T-SPOT, lymphocyte characteristic detection, and routine laboratory tests were performed on participants. Diagnostic models were built according to various algorithms.
A total of 892 participants (468 ATB and 424 LTBI) and another 263 participants (125 ATB and 138 LTBI), were respectively enrolled at Tongji Hospital (discovery cohort) and Sino-French New City Hospital (validation cohort). Receiver operating characteristic (ROC) curve analysis showed that the value of individual indicator for differentiating ATB from LTBI was limited (area under the ROC curve (AUC) < 0.8). A total of 28 models were successfully established using machine learning. Among them, the AUCs of 25 models were more than 0.9 in test set. It was found that conditional random forests (cforest) model, based on the implementation of the random forest and bagging ensemble algorithms utilizing conditional inference trees as base learners, presented best discriminative power in segregating ATB from LTBI. Specially, cforest model presented an AUC of 0.978, with the sensitivity of 93.39% and the specificity of 91.18%. Mtb-specific response represented by early secreted antigenic target 6 (ESAT-6) and culture filtrate protein 10 (CFP-10) spot-forming cell (SFC) in T-SPOT assay, as well as global adaptive immunity assessed by CD4 cell IFN-γ secretion, CD8 cell IFN-γ secretion, and CD4 cell number, were found to contribute greatly to the cforest model. Superior performance obtained in the discovery cohort was further confirmed in the validation cohort. The sensitivity and specificity of cforest model in validation set were 92.80% and 89.86%, respectively.

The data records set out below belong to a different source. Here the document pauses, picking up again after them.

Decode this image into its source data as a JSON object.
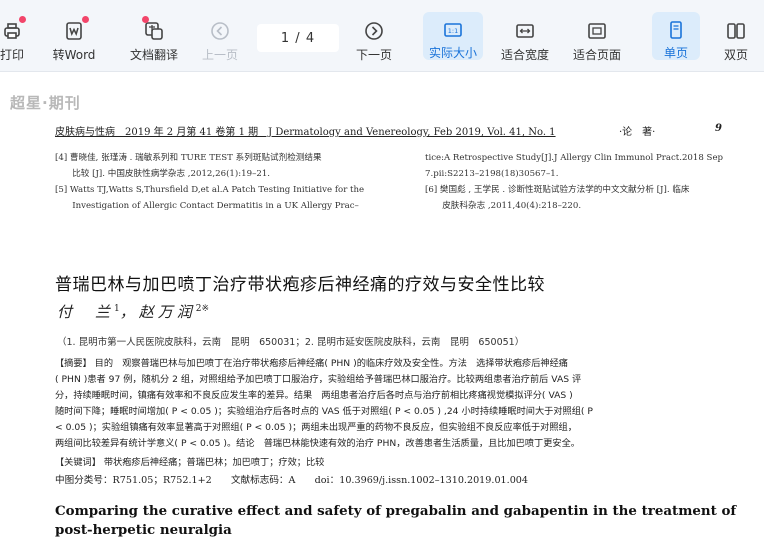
{
  "toolbar": {
    "print_label": "打印",
    "word_label": "转Word",
    "translate_label": "文档翻译",
    "prev_label": "上一页",
    "page_indicator": "1  /  4",
    "next_label": "下一页",
    "actual_size_label": "实际大小",
    "fit_width_label": "适合宽度",
    "fit_page_label": "适合页面",
    "single_page_label": "单页",
    "double_page_label": "双页",
    "accent_color": "#1a73d9",
    "badge_color": "#f2456a"
  },
  "document": {
    "watermark": "超星·期刊",
    "running_head": {
      "journal": "皮肤病与性病　2019 年 2 月第 41 卷第 1 期　J Dermatology and Venereology, Feb 2019, Vol. 41, No. 1",
      "section": "·论　著·",
      "page": "9"
    },
    "references_left": [
      "[4] 曹晓佳, 张瑾涛 . 瑞敏系列和 TURE TEST 系列斑贴试剂检测结果",
      "　　比较 [J]. 中国皮肤性病学杂志 ,2012,26(1):19–21.",
      "[5] Watts TJ,Watts S,Thursfield D,et al.A Patch Testing Initiative for the",
      "　　Investigation of Allergic Contact Dermatitis in a UK Allergy Prac–"
    ],
    "references_right": [
      "tice:A Retrospective Study[J].J Allergy Clin Immunol Pract.2018 Sep",
      "7.pii:S2213–2198(18)30567–1.",
      "[6] 樊国彪 , 王学民 . 诊断性斑贴试验方法学的中文文献分析 [J]. 临床",
      "　　皮肤科杂志 ,2011,40(4):218–220."
    ],
    "title": "普瑞巴林与加巴喷丁治疗带状疱疹后神经痛的疗效与安全性比较",
    "authors": {
      "author1": "付　兰",
      "author1_sup": "1",
      "separator": "，",
      "author2": "赵万润",
      "author2_sup": "2※"
    },
    "affiliation": "（1. 昆明市第一人民医院皮肤科，云南　昆明　650031；2. 昆明市延安医院皮肤科，云南　昆明　650051）",
    "abstract_lines": [
      "【摘要】 目的　观察普瑞巴林与加巴喷丁在治疗带状疱疹后神经痛( PHN )的临床疗效及安全性。方法　选择带状疱疹后神经痛",
      "( PHN )患者 97 例，随机分 2 组，对照组给予加巴喷丁口服治疗，实验组给予普瑞巴林口服治疗。比较两组患者治疗前后 VAS 评",
      "分，持续睡眠时间，镇痛有效率和不良反应发生率的差异。结果　两组患者治疗后各时点与治疗前相比疼痛视觉模拟评分( VAS )",
      "随时间下降；睡眠时间增加( P < 0.05 )；实验组治疗后各时点的 VAS 低于对照组( P < 0.05 ) ,24 小时持续睡眠时间大于对照组( P",
      "< 0.05 )；实验组镇痛有效率显著高于对照组( P < 0.05 )；两组未出现严重的药物不良反应，但实验组不良反应率低于对照组，",
      "两组间比较差异有统计学意义( P < 0.05 )。结论　普瑞巴林能快速有效的治疗 PHN，改善患者生活质量，且比加巴喷丁更安全。"
    ],
    "keywords": "【关键词】 带状疱疹后神经痛；普瑞巴林；加巴喷丁；疗效；比较",
    "classification": "中图分类号：R751.05；R752.1+2　　文献标志码：A　　doi：10.3969/j.issn.1002–1310.2019.01.004",
    "english_title": "Comparing the curative effect and safety of pregabalin and gabapentin in the treatment of post-herpetic neuralgia"
  }
}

Cforest model developed upon machine learning could serve as a valuable and prospective tool for identifying Mtb infection status. The present study provided a novel and viable idea for realizing the clinical diagnostic application of the combination of machine learning and laboratory findings.

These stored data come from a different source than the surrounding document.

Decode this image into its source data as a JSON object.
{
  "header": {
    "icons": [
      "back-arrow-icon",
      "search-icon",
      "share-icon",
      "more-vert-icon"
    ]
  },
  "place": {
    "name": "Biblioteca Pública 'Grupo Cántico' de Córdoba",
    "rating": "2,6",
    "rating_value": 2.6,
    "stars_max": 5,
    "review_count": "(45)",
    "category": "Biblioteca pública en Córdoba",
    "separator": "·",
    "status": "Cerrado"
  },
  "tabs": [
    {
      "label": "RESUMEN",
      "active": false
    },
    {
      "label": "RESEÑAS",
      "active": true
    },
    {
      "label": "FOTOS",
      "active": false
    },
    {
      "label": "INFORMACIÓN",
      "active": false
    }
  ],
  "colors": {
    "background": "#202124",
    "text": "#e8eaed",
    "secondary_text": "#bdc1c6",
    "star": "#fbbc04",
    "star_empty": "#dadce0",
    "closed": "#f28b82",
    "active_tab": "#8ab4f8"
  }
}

活动性结核病(ATB)和潜伏性结核感染(LTBI)的鉴别仍然具有挑战性。本研究旨在探讨基于多种实验室数据的机器学习建立的诊断模型在区分结核分枝杆菌(Mtb)感染状态方面的价值。
对参与者进行 T-SPOT、淋巴细胞特征检测和常规实验室检查。根据不同的算法建立诊断模型。

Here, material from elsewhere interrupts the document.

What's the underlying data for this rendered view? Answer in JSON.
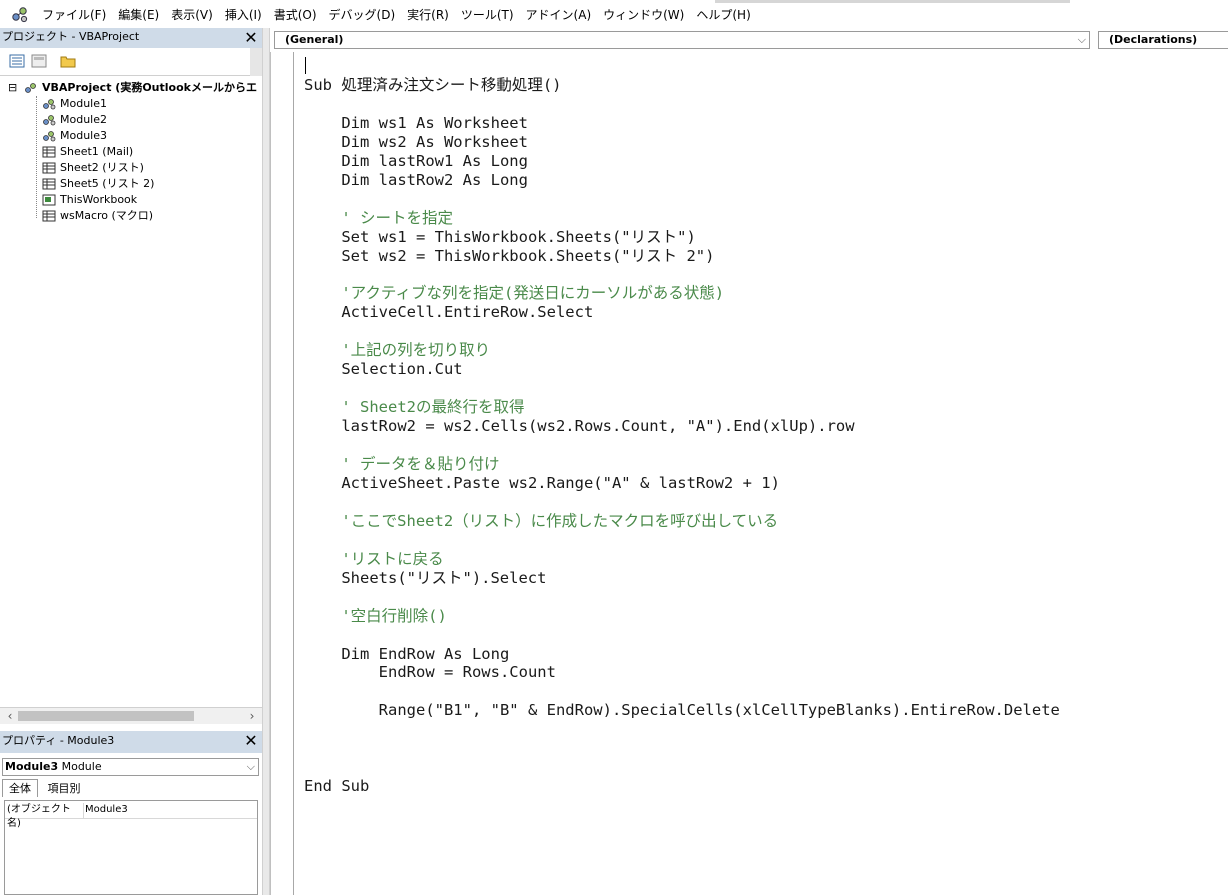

共纳入 892 名参与者(468 例 ATB 和 424 例 LTBI)和另外 263 名参与者(125 例 ATB 和 138 例 LTBI),分别来自同济大学附属同济医院(发现队列)和中法新城院区(验证队列)。受试者工作特征(ROC)曲线分析显示,单个指标区分 ATB 和 LTBI 的价值有限(ROC 曲线下面积(AUC)<0.8)。使用机器学习成功建立了 28 个模型。其中,25 个模型在测试集中的 AUC 均大于 0.9。结果发现,基于随机森林和装袋集成算法实现,利用条件推断树作为基学习器的条件随机森林(cforest)模型在区分 ATB 和 LTBI 方面具有最佳判别能力。特别是,cforest 模型的 AUC 为 0.978,灵敏度为 93.39%,特异性为 91.18%。T-SPOT 检测中 ESAT-6 和 CFP-10 斑点形成细胞(SFC)代表的 Mtb 特异性反应,以及 CD4 细胞 IFN-γ 分泌、CD8 细胞 IFN-γ 分泌和 CD4 细胞数量评估的整体适应性免疫,对 cforest 模型贡献很大。在发现队列中获得的优异性能在验证队列中得到了进一步证实。cforest 模型在验证集中的灵敏度和特异性分别为 92.80%和 89.86%。
基于机器学习建立的 cforest 模型可作为一种有价值的、有前景的工具,用于识别 Mtb 感染状态。本研究为实现机器学习与实验室发现相结合的临床诊断应用提供了新的可行思路。